Comparative transcriptomics combined with physiological and functional analysis reveals the regulatory mechanism of rainbow trout (Oncorhynchus mykiss) under acute hypoxia stress

Shenji Wu; Jinqiang Huang; Yongjuan Li; Lu Zhao

doi:10.1016/j.ecoenv.2024.116347

Comparative transcriptomics combined with physiological and functional analysis reveals the regulatory mechanism of rainbow trout (Oncorhynchus mykiss) under acute hypoxia stress

Ecotoxicol Environ Saf. 2024 Apr 30:278:116347. doi: 10.1016/j.ecoenv.2024.116347. Online ahead of print.

Authors

Shenji Wu¹, Jinqiang Huang², Yongjuan Li³, Lu Zhao¹

Affiliations

¹ College of Animal Science and Technology, Gansu Agricultural University, Lanzhou 730070, China.
² College of Animal Science and Technology, Gansu Agricultural University, Lanzhou 730070, China. Electronic address: huangjinq@163.com.
³ College of Animal Science and Technology, Gansu Agricultural University, Lanzhou 730070, China; College of Science, Gansu Agricultural University, Lanzhou 730070, China.

PMID: 38691881
DOI: 10.1016/j.ecoenv.2024.116347

Abstract

Hypoxia, largely triggered by global warming and water contamination, has become an environmental issue of great concern, posing a great threat to aquatic ecosystem. As one of the world's most economically important fish, rainbow trout (Oncorhynchus mykiss) is extremely intolerant of hypoxic environments, however, little is known about the roles of non-coding RNAs (ncRNAs) in the response of rainbow trout to hypoxia stress.
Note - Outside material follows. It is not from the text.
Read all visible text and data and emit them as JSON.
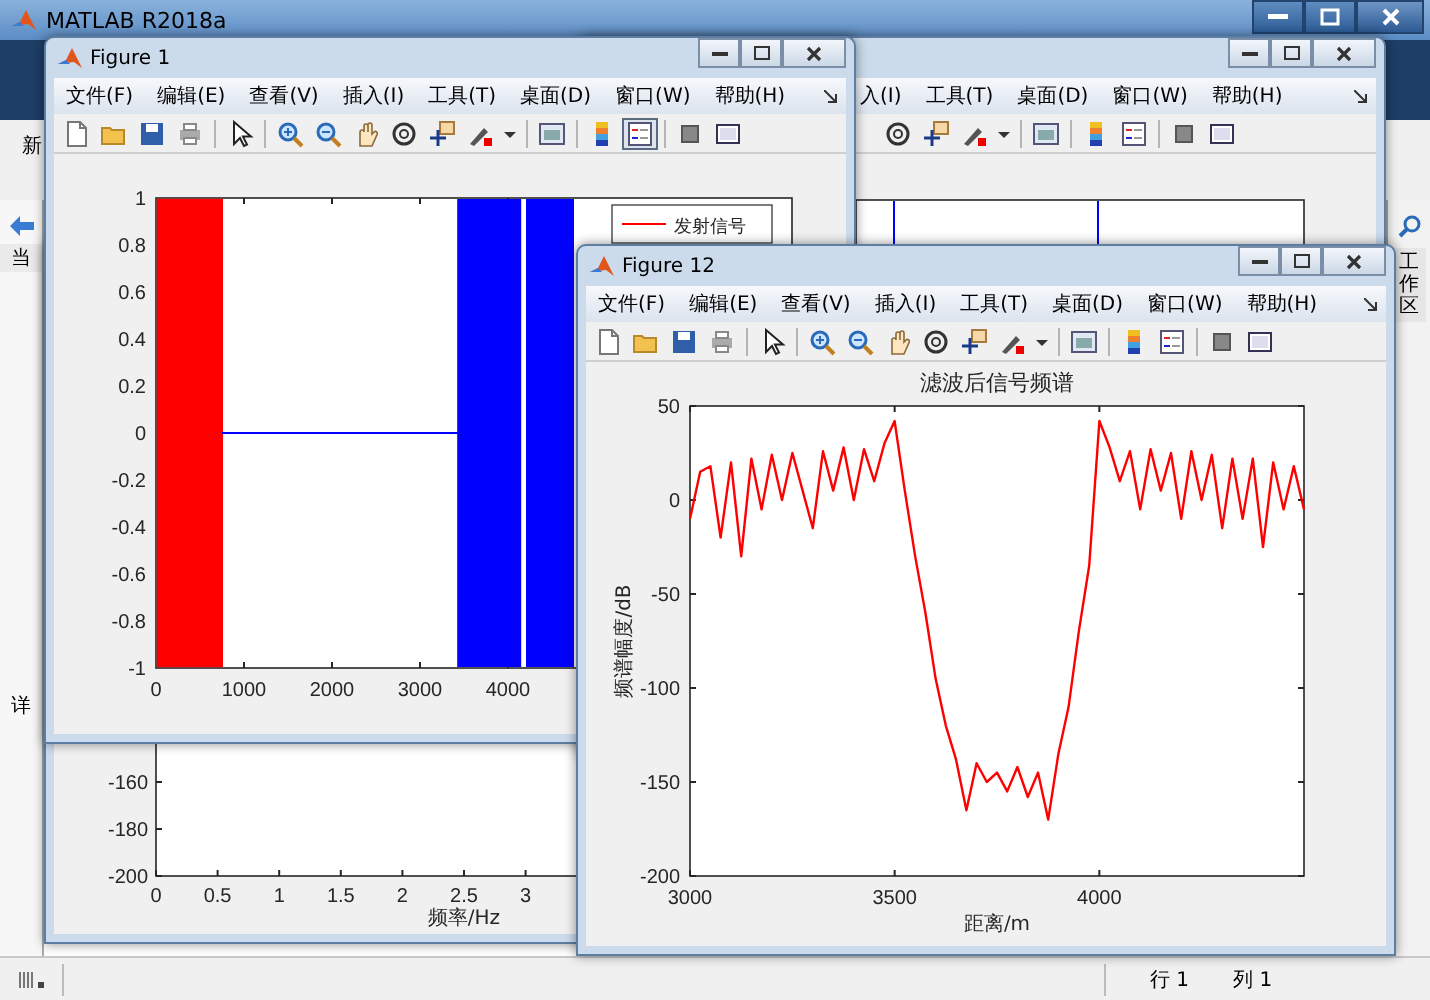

Herein, effects of moderate (Tm12L) and severe hypoxia for 12 h (Ts12L) and 12 h reoxygenation on histology, biochemical parameters (antioxidant, metabolism and immunity) and transcriptome (lncRNA, miRNA and mRNA) in rainbow trout liver were investigated. We further validated the regulatory relationships between LOC110519952, novel-m0023-5p and glut1a via dual‑luciferase reporter, overexpression and silencing assays. Compared with Tm12L, the liver in Ts12L showed more severe oxidative damage. Anaerobic, lipid and protein metabolism was enhanced under hypoxia stress, especially in Ts12L. We also found that Tm12L could strengthen innate immune response, which was inhibited in Ts12L. Besides, several hypoxia-related genes (glut1a, vegfaa, hmox, epoa, foxo1a and igfbp1) and ceRNA networks were identified from 1824, 427 and 545 differentially expressed mRNAs, miRNAs and lncRNAs, including LOC118965299-novel-m0179-3p-epoa, LOC110519952-novel-m0023-5p-glut1a, MSTRG.7382.2-miR-184-y-hmox and LOC110520012-miR-206-y-vegfaa. Through in vitro and in vivo functional analysis, we demonstrated that glut1a is a target of novel-m0023-5p, and LOC110519952 can positively regulate glut1a by targeting novel-m0023-5p. Introduction of LOC110519952 could attenuate the promoting effects of novel-m0023-5p on rainbow trout liver cell viability and proliferation. This study highlights the differences in the regulatory mechanism of rainbow trout under different concentrations of hypoxia stress and provides valuable data for further research on the molecular mechanisms of fish adaptation to hypoxic environments.

Keywords: Biochemical parameters; Functional analysis; Hypoxia; LncRNA-miRNA-mRNA network; Rainbow trout.